My first problem with this recipe is the addition of Sriracha sauce.
Don’t get me wrong—I love the red cock sauce as much as the next guy. It adds a complexity to dumplings and mac and cheese that sometimes eludes subpar cooks. But I’m truly distraught at the idea of adding this kind of kick to nachos.
If you’re trying to create an impeccable dish, get that “kick” with a real Mexican hot sauce. There’s Pico Pica. Or perhaps Tapatío. Save Sriracha for the dining hall and tasteless takeout. It’s just offensive.
Furthermore, this nonsense with the lettuce is alarming.

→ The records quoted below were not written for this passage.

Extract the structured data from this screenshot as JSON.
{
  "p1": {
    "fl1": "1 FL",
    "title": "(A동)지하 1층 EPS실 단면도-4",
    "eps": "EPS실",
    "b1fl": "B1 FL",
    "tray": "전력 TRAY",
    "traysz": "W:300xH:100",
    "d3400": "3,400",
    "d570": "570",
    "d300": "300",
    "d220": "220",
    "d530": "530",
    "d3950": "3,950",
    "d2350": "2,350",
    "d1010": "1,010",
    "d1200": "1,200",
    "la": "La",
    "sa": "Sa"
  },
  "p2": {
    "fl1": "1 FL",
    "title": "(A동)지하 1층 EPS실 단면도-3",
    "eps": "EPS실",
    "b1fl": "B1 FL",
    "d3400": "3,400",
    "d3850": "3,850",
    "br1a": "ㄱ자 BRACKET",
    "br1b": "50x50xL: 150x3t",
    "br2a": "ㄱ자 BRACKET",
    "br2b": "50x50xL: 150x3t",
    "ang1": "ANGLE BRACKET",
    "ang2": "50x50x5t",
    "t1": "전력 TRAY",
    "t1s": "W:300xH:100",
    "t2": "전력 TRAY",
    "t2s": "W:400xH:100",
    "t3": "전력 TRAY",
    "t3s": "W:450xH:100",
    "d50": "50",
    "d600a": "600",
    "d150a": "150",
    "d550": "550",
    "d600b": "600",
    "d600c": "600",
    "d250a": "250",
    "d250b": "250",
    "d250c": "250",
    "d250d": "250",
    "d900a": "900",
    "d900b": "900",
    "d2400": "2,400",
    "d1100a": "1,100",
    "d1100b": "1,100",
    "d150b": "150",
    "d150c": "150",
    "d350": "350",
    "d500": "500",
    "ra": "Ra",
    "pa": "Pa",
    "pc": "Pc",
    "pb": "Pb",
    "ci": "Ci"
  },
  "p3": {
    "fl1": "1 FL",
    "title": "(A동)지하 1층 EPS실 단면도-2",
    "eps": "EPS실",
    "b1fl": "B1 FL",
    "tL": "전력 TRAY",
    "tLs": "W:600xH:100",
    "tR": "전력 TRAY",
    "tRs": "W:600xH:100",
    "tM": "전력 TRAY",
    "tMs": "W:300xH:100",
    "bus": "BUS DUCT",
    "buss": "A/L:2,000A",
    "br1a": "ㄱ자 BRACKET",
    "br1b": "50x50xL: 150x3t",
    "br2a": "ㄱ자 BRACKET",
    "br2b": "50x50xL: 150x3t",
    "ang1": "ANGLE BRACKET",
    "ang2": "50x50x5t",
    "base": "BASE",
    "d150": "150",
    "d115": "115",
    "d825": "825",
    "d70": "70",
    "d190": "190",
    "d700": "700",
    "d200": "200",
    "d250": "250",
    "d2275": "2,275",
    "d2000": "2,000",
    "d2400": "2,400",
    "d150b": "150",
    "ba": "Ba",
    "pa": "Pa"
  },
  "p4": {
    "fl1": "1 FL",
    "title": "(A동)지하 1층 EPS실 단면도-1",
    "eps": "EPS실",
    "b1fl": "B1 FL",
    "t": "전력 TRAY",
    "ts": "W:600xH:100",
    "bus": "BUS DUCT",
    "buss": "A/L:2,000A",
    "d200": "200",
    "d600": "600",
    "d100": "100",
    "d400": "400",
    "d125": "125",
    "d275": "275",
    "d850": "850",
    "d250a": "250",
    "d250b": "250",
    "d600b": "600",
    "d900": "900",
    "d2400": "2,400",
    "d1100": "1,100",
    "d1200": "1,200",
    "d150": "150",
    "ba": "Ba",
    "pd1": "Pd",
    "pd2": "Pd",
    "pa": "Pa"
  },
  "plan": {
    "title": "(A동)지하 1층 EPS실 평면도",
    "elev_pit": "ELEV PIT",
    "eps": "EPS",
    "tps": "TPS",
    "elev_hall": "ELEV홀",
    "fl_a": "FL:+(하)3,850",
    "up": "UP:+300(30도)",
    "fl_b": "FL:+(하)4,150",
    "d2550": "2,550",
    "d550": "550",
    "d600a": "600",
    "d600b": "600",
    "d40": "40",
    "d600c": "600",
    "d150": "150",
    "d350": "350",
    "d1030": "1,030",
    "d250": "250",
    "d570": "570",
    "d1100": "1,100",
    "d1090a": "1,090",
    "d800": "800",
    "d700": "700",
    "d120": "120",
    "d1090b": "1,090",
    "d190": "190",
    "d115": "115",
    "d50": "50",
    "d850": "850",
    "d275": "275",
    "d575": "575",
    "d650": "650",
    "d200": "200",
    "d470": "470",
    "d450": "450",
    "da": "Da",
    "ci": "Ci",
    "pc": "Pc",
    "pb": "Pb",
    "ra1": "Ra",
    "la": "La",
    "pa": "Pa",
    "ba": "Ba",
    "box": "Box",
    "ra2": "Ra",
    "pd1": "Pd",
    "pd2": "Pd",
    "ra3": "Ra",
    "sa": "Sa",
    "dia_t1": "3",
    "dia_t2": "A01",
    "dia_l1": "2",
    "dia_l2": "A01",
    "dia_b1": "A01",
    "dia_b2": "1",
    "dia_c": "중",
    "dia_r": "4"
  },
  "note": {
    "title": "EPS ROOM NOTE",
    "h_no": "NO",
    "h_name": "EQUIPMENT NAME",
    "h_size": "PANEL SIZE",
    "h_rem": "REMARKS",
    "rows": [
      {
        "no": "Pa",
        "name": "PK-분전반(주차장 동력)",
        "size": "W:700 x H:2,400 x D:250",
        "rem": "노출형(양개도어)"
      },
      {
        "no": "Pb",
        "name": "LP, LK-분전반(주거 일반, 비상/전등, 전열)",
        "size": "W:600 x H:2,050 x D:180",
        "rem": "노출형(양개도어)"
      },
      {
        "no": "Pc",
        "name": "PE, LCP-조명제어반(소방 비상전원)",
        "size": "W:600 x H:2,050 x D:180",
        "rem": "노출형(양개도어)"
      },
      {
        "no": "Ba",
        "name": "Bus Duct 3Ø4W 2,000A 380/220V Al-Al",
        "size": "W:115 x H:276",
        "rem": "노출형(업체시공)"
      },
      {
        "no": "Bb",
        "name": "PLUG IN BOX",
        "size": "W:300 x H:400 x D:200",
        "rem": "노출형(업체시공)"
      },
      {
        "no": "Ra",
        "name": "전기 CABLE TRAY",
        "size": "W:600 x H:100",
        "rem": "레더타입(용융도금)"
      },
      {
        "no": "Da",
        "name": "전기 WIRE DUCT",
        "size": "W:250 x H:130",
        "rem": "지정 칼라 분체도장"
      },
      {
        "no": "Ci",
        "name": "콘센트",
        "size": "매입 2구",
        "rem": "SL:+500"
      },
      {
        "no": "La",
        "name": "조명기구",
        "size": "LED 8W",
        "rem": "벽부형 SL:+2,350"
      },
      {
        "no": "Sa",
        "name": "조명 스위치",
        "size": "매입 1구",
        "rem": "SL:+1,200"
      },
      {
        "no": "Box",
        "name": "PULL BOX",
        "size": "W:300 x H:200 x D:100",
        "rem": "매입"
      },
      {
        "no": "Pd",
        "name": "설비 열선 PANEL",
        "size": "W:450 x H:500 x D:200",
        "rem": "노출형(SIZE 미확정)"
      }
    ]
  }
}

The creator behind these nachos does point out that his goal is to make a bite-sized nacho, but that conflicts with the original statement of making “the perfect nacho.” So what is the truth?
If we elevate our nacho scholarship even higher, we must then question the word “perfect.”
There is no objective “perfect” in the world of nachos. “Perfect” is often relative; perfection in this sense means being able to plop a nacho into your mouth. But putting lettuce on nachos before baking is just gross. Who wants to feel the warm texture of those greens?
Finally, where’s the guacamole? If you’re already cooking at home, you might as well invest in some avocados. Forget paying extra for the scam that is one portion of guac at Chipotle.
Let this be a lesson to you all: Before you claim to have created the “perfect” recipe, do a little soul-searching and decide if that’s objectively true.